I'm made too fucking disgusted by its cognitive presence, otherwise.
[ADDENDUM: One form of point-missing about the Rules is that they amount to a desire to silence debate, or - get this - that they "imply" that people can't or aren't allowed to hold ideas about Objectivism unless they first demonstrate familiarity with OPAR. Only cognitive sloppiness leads to such interpretation of the Rules. A careful reading of the Rules tells us, rather, that people can (and do) say whatever the hell they want about Rand or Objectivism - but that the mere fact of their utterances doesn't thereby entitle the utterances to rational consideration. Just because some article on Rand/Objectivism shows up in The New Yorker or on Slate.com - ostensibly reputable news and opinion outlets - doesn't mean it's entitled to rational consideration.

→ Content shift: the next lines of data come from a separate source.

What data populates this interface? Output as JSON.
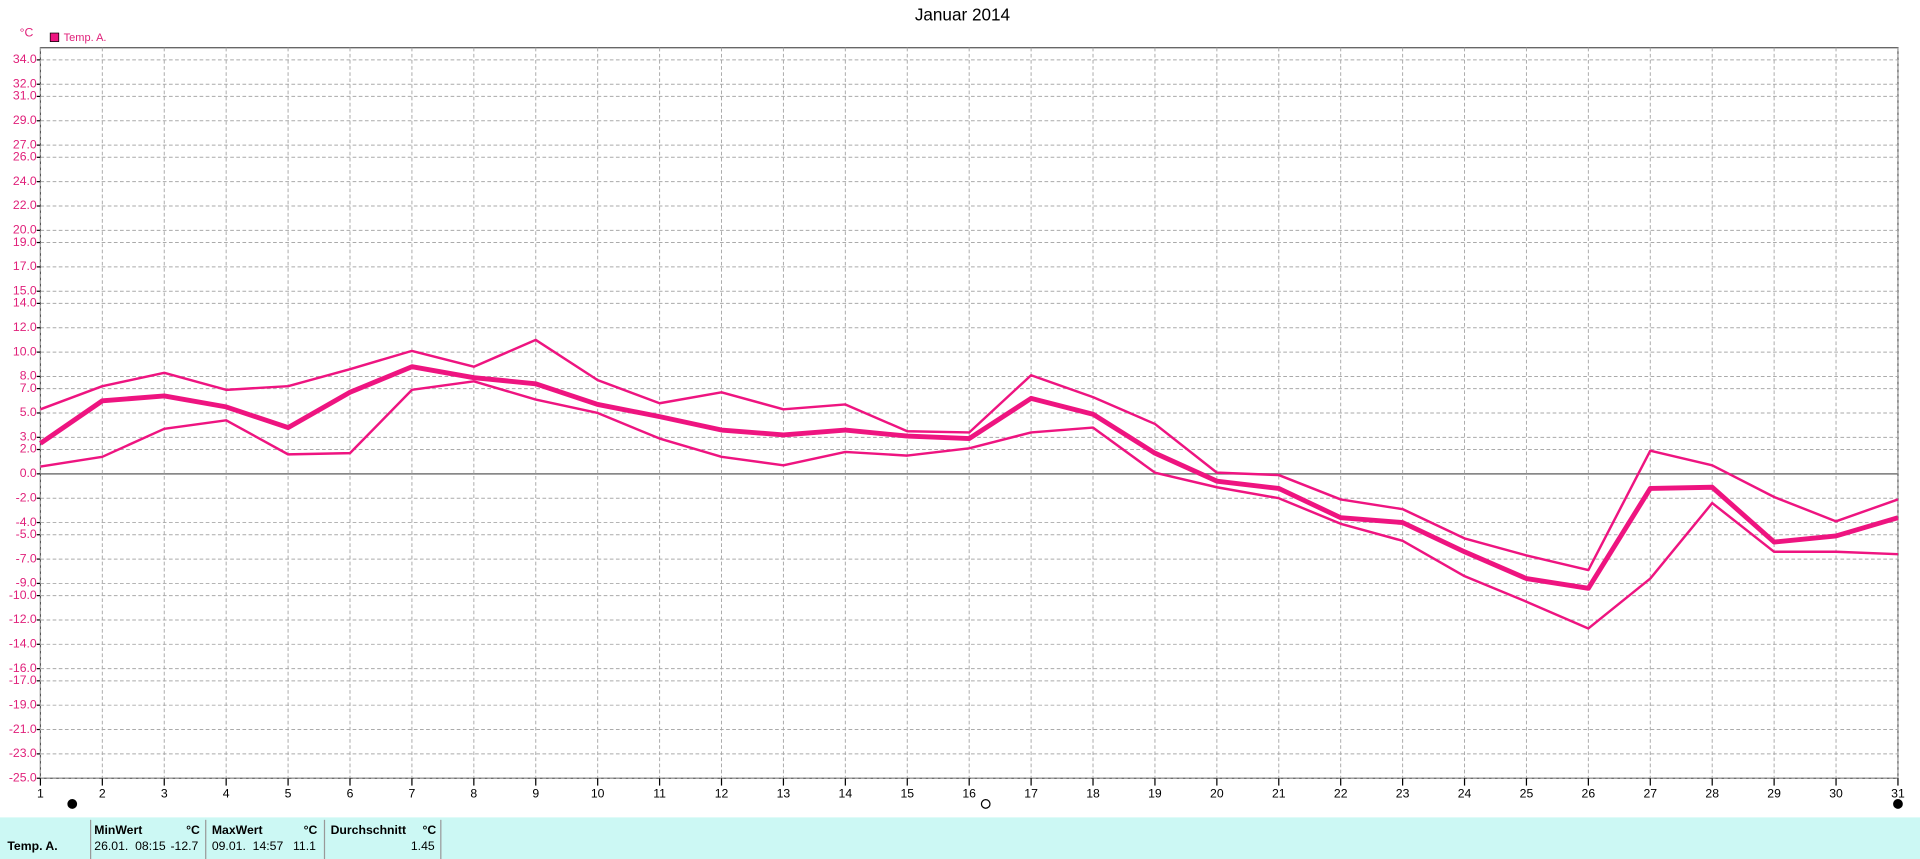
{
  "chart_data": {
    "type": "line",
    "title": "Januar 2014",
    "y_unit": "°C",
    "legend": "Temp. A.",
    "x": [
      1,
      2,
      3,
      4,
      5,
      6,
      7,
      8,
      9,
      10,
      11,
      12,
      13,
      14,
      15,
      16,
      17,
      18,
      19,
      20,
      21,
      22,
      23,
      24,
      25,
      26,
      27,
      28,
      29,
      30,
      31
    ],
    "xlim": [
      1,
      31
    ],
    "xticks": [
      1,
      2,
      3,
      4,
      5,
      6,
      7,
      8,
      9,
      10,
      11,
      12,
      13,
      14,
      15,
      16,
      17,
      18,
      19,
      20,
      21,
      22,
      23,
      24,
      25,
      26,
      27,
      28,
      29,
      30,
      31
    ],
    "series": [
      {
        "color": "#ee1480",
        "width": 2,
        "values": [
          5.3,
          7.2,
          8.3,
          6.9,
          7.2,
          8.6,
          10.1,
          8.8,
          11.0,
          7.7,
          5.8,
          6.7,
          5.3,
          5.7,
          3.5,
          3.4,
          8.1,
          6.3,
          4.1,
          0.1,
          -0.1,
          -2.1,
          -2.9,
          -5.3,
          -6.7,
          -7.9,
          1.9,
          0.7,
          -1.9,
          -3.9,
          -2.1
        ]
      },
      {
        "color": "#ee1480",
        "width": 4,
        "values": [
          2.5,
          6.0,
          6.4,
          5.5,
          3.8,
          6.7,
          8.8,
          7.9,
          7.4,
          5.7,
          4.7,
          3.6,
          3.2,
          3.6,
          3.1,
          2.9,
          6.2,
          4.9,
          1.7,
          -0.6,
          -1.2,
          -3.6,
          -4.0,
          -6.4,
          -8.6,
          -9.4,
          -1.2,
          -1.1,
          -5.6,
          -5.1,
          -3.6
        ]
      },
      {
        "color": "#ee1480",
        "width": 2,
        "values": [
          0.6,
          1.4,
          3.7,
          4.4,
          1.6,
          1.7,
          6.9,
          7.6,
          6.1,
          5.0,
          2.9,
          1.4,
          0.7,
          1.8,
          1.5,
          2.1,
          3.4,
          3.8,
          0.1,
          -1.1,
          -2.0,
          -4.1,
          -5.5,
          -8.4,
          -10.5,
          -12.7,
          -8.6,
          -2.4,
          -6.4,
          -6.4,
          -6.6
        ]
      }
    ],
    "ylim": [
      -25,
      35
    ],
    "yticks": [
      {
        "value": 34,
        "label": "34.0"
      },
      {
        "value": 32,
        "label": "32.0"
      },
      {
        "value": 31,
        "label": "31.0"
      },
      {
        "value": 29,
        "label": "29.0"
      },
      {
        "value": 27,
        "label": "27.0"
      },
      {
        "value": 26,
        "label": "26.0"
      },
      {
        "value": 24,
        "label": "24.0"
      },
      {
        "value": 22,
        "label": "22.0"
      },
      {
        "value": 20,
        "label": "20.0"
      },
      {
        "value": 19,
        "label": "19.0"
      },
      {
        "value": 17,
        "label": "17.0"
      },
      {
        "value": 15,
        "label": "15.0"
      },
      {
        "value": 14,
        "label": "14.0"
      },
      {
        "value": 12,
        "label": "12.0"
      },
      {
        "value": 10,
        "label": "10.0"
      },
      {
        "value": 8,
        "label": "8.0"
      },
      {
        "value": 7,
        "label": "7.0"
      },
      {
        "value": 5,
        "label": "5.0"
      },
      {
        "value": 3,
        "label": "3.0"
      },
      {
        "value": 2,
        "label": "2.0"
      },
      {
        "value": 0,
        "label": "0.0"
      },
      {
        "value": -2,
        "label": "-2.0"
      },
      {
        "value": -4,
        "label": "-4.0"
      },
      {
        "value": -5,
        "label": "-5.0"
      },
      {
        "value": -7,
        "label": "-7.0"
      },
      {
        "value": -9,
        "label": "-9.0"
      },
      {
        "value": -10,
        "label": "-10.0"
      },
      {
        "value": -12,
        "label": "-12.0"
      },
      {
        "value": -14,
        "label": "-14.0"
      },
      {
        "value": -16,
        "label": "-16.0"
      },
      {
        "value": -17,
        "label": "-17.0"
      },
      {
        "value": -19,
        "label": "-19.0"
      },
      {
        "value": -21,
        "label": "-21.0"
      },
      {
        "value": -23,
        "label": "-23.0"
      },
      {
        "value": -25,
        "label": "-25.0"
      }
    ],
    "grid": true
  },
  "stats": {
    "row_label": "Temp. A.",
    "columns": [
      {
        "header": "MinWert",
        "unit": "°C",
        "time": "26.01.  08:15",
        "value": -12.7
      },
      {
        "header": "MaxWert",
        "unit": "°C",
        "time": "09.01.  14:57",
        "value": 11.1
      },
      {
        "header": "Durchschnitt",
        "unit": "°C",
        "value": 1.45
      }
    ]
  }
}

If, say, the article so much as uses the term "narcissism" as applied to Rand/Objectivism, that's sound enough basis to dismiss it outright as intellectually fraudulent. The principle here isn't hard to figure out, if you've got a clue. By the way, to be consistent here, a number of Rand's criticisms of Kant can be tossed out on the same basis. Kant's ideas may well be fucked up, but "reality is unreal" is a silly attribution to him. But the portion of Rand's writings devoted to polemics were never the reason for her appeal or her importance in the first place. Should this point even require mention or explanation?]